UPDATE: At another time, I will comment on Hills’ and Michael Heller’s important and innovative proposal to operate eminent domain through “land assembly districts” that would give greater protection for current property owners than traditional takings. My general view is that LADs would in many places be an improvement over the status quo, but still inferior to strict enforcement of “public use” constitutional limits on takings. I intend to discuss LADs in some detail in the book on Kelo and public use that I am currently writing.

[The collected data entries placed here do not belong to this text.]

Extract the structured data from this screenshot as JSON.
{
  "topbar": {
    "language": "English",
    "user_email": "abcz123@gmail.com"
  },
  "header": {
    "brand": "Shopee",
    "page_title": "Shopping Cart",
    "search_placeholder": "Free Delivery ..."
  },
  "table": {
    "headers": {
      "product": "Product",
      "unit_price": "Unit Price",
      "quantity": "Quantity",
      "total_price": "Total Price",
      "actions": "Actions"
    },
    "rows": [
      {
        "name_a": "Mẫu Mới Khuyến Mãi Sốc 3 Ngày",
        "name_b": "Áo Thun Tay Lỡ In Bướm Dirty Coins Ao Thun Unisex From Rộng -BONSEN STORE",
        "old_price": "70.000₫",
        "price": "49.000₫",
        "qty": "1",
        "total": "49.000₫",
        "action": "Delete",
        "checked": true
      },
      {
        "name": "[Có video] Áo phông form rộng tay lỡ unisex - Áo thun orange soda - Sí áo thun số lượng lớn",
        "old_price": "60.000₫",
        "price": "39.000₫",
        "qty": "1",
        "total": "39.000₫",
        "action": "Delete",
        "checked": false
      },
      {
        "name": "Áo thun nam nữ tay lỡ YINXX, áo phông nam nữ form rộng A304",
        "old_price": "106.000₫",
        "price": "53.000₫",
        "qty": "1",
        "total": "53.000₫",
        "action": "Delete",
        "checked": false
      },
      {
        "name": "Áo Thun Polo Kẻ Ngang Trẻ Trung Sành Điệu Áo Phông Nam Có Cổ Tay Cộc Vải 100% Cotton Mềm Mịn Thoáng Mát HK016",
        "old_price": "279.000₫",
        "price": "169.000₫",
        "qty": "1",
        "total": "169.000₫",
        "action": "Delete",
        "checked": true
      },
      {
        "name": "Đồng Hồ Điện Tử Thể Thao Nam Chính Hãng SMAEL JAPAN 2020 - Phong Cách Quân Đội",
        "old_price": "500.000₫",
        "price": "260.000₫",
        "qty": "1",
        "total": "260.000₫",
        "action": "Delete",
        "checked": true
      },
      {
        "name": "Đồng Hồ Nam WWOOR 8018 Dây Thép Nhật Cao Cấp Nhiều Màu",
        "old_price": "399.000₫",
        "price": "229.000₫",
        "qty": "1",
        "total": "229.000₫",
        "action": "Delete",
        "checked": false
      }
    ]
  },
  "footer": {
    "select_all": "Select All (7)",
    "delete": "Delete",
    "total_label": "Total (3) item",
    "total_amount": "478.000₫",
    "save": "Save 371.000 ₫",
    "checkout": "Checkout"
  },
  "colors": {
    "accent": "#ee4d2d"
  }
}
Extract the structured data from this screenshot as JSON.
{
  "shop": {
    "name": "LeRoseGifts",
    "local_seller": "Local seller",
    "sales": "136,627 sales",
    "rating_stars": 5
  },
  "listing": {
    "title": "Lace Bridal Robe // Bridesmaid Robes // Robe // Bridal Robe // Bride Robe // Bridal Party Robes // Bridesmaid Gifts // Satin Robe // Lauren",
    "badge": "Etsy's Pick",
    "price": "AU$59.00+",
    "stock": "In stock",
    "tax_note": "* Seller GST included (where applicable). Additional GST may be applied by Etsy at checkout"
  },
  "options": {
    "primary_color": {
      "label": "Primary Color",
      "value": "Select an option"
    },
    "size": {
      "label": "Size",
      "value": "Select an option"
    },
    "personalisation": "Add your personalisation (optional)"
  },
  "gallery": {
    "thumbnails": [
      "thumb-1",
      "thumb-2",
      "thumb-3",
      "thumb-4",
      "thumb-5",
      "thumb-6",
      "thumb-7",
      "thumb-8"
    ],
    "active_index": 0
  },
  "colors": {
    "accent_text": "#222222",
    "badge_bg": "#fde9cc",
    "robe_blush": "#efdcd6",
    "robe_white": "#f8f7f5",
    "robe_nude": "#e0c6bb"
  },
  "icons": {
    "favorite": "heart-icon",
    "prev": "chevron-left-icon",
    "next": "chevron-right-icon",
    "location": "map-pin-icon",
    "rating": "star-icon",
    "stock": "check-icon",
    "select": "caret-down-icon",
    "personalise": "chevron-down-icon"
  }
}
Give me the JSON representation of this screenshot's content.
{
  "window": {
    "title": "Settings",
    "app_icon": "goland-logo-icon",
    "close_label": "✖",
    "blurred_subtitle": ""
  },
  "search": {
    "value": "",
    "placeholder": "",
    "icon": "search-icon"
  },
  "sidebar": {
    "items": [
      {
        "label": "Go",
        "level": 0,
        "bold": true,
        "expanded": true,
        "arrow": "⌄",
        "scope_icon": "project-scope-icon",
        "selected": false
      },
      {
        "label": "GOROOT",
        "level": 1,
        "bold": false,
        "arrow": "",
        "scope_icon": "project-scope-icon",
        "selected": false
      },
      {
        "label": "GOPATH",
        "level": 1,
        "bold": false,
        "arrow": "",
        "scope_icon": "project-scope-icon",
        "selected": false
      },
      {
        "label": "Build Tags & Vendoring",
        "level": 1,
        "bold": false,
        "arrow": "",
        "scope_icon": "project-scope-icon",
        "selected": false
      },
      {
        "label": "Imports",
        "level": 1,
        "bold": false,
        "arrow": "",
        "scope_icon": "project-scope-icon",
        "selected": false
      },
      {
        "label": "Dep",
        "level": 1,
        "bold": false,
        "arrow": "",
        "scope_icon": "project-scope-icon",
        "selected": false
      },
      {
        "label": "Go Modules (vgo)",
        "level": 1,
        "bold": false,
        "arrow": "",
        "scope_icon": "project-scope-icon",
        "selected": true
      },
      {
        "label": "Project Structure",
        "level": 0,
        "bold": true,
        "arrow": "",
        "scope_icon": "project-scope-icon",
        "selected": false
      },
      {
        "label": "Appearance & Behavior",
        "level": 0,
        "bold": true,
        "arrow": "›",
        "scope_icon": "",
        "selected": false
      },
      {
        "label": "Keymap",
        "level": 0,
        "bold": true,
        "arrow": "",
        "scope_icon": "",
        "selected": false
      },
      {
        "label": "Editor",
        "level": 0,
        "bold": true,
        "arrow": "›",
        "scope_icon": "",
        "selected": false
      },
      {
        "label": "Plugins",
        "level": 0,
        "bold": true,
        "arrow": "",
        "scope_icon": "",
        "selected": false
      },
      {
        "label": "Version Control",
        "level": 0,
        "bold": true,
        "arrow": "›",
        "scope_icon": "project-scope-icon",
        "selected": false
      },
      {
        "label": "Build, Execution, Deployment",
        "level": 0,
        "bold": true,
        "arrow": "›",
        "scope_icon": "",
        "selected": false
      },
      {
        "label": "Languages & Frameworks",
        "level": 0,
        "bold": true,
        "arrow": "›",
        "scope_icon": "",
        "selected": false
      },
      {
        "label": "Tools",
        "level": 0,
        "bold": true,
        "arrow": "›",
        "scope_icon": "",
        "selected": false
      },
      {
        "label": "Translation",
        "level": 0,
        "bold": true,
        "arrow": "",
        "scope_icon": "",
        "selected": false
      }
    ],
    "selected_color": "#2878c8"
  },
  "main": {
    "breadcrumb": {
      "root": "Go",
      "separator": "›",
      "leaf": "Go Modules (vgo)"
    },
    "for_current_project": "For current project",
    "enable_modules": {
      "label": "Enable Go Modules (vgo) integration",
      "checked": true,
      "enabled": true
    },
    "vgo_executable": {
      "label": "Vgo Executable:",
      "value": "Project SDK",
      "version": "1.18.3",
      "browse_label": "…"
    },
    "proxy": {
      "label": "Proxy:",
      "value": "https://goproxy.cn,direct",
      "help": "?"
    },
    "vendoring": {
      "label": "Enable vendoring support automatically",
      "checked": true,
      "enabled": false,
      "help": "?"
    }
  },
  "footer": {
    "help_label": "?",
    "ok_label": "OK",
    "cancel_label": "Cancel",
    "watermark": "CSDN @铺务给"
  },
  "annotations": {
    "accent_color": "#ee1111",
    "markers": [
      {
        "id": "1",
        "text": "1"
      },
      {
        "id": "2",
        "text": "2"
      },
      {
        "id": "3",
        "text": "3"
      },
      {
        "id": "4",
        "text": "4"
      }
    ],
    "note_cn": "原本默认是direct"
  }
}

The New York Court of Appeals (which, despite the misleading name, is New York’s state supreme court), held oral arguments yesterday in Kaur v. New York Urban Development Corporation, the case in which New York City is trying to condemn a large amount of property in the Manhattanville neighborhood in order to transfer it to Columbia University. The Columbia Spectator has an interesting summary of the oral argument here.

Columbia and the government’s Urban Development Corporation are claiming that the property can be taken because it is “blighted.” However, a lower court decision recently invalidated the takings because that the studies that supposedly prove the existence of blight are flawed and may have been deliberately cooked up to justify a bogus taking.

I have been very critical of both the Columbia takings specifically (see here for the most recent post and links to earlier ones), and the more general use of broad definitions of “blight” to justify condemnation of virtually any property that might be coveted by politically influential businesses and other interest groups.
At the same time, for reasons I discussed here, I am not optimistic that the Court of Appeals will uphold the lower court’s decision.

In the recent Atlantic Yards case, the court endorsed the constitutionality of condemnations under an extremely broad definition of “blight” that would allow the taking of any property that might be “underdeveloped.” I think the Atlantic Yards decision was badly misguided. Among other things, it grossly misinterpreted the blight provision New York’s state constitution, which only allows condemnation of “substandard an insanitary” areas. Nonetheless, it is difficult to distinguish the Atlantic Yards case from Kaur. However, the Spectator’s description of the oral argument suggests that the judges were tough on both sides, which may indicate that they have some skepticism about the government’s position.

The issue of broad definitions of “blight” is not limited to New York. It undermines protection for property rights in many other states as well. Since the Supreme Court’s controversial decision in Kelo v. City of New London, some 43 states have enacted laws banning or limiting the condemnation of private property for transfer to other private individuals in order to promote “economic development.” Unfortunately, as I explained at length in this article, most of these states’ laws define blight so broadly that virtually any area can still be designated as blighted and condemned. In other words, any property that government might want to take under an “economic development” rationale can instead be taken under a blight rationale.

UPDATE: NYU lawprof Rick Hills comments on the case and the more general questions it raises here. I disagree with several of Rick’s points and will try to address them in a later post, time permitting.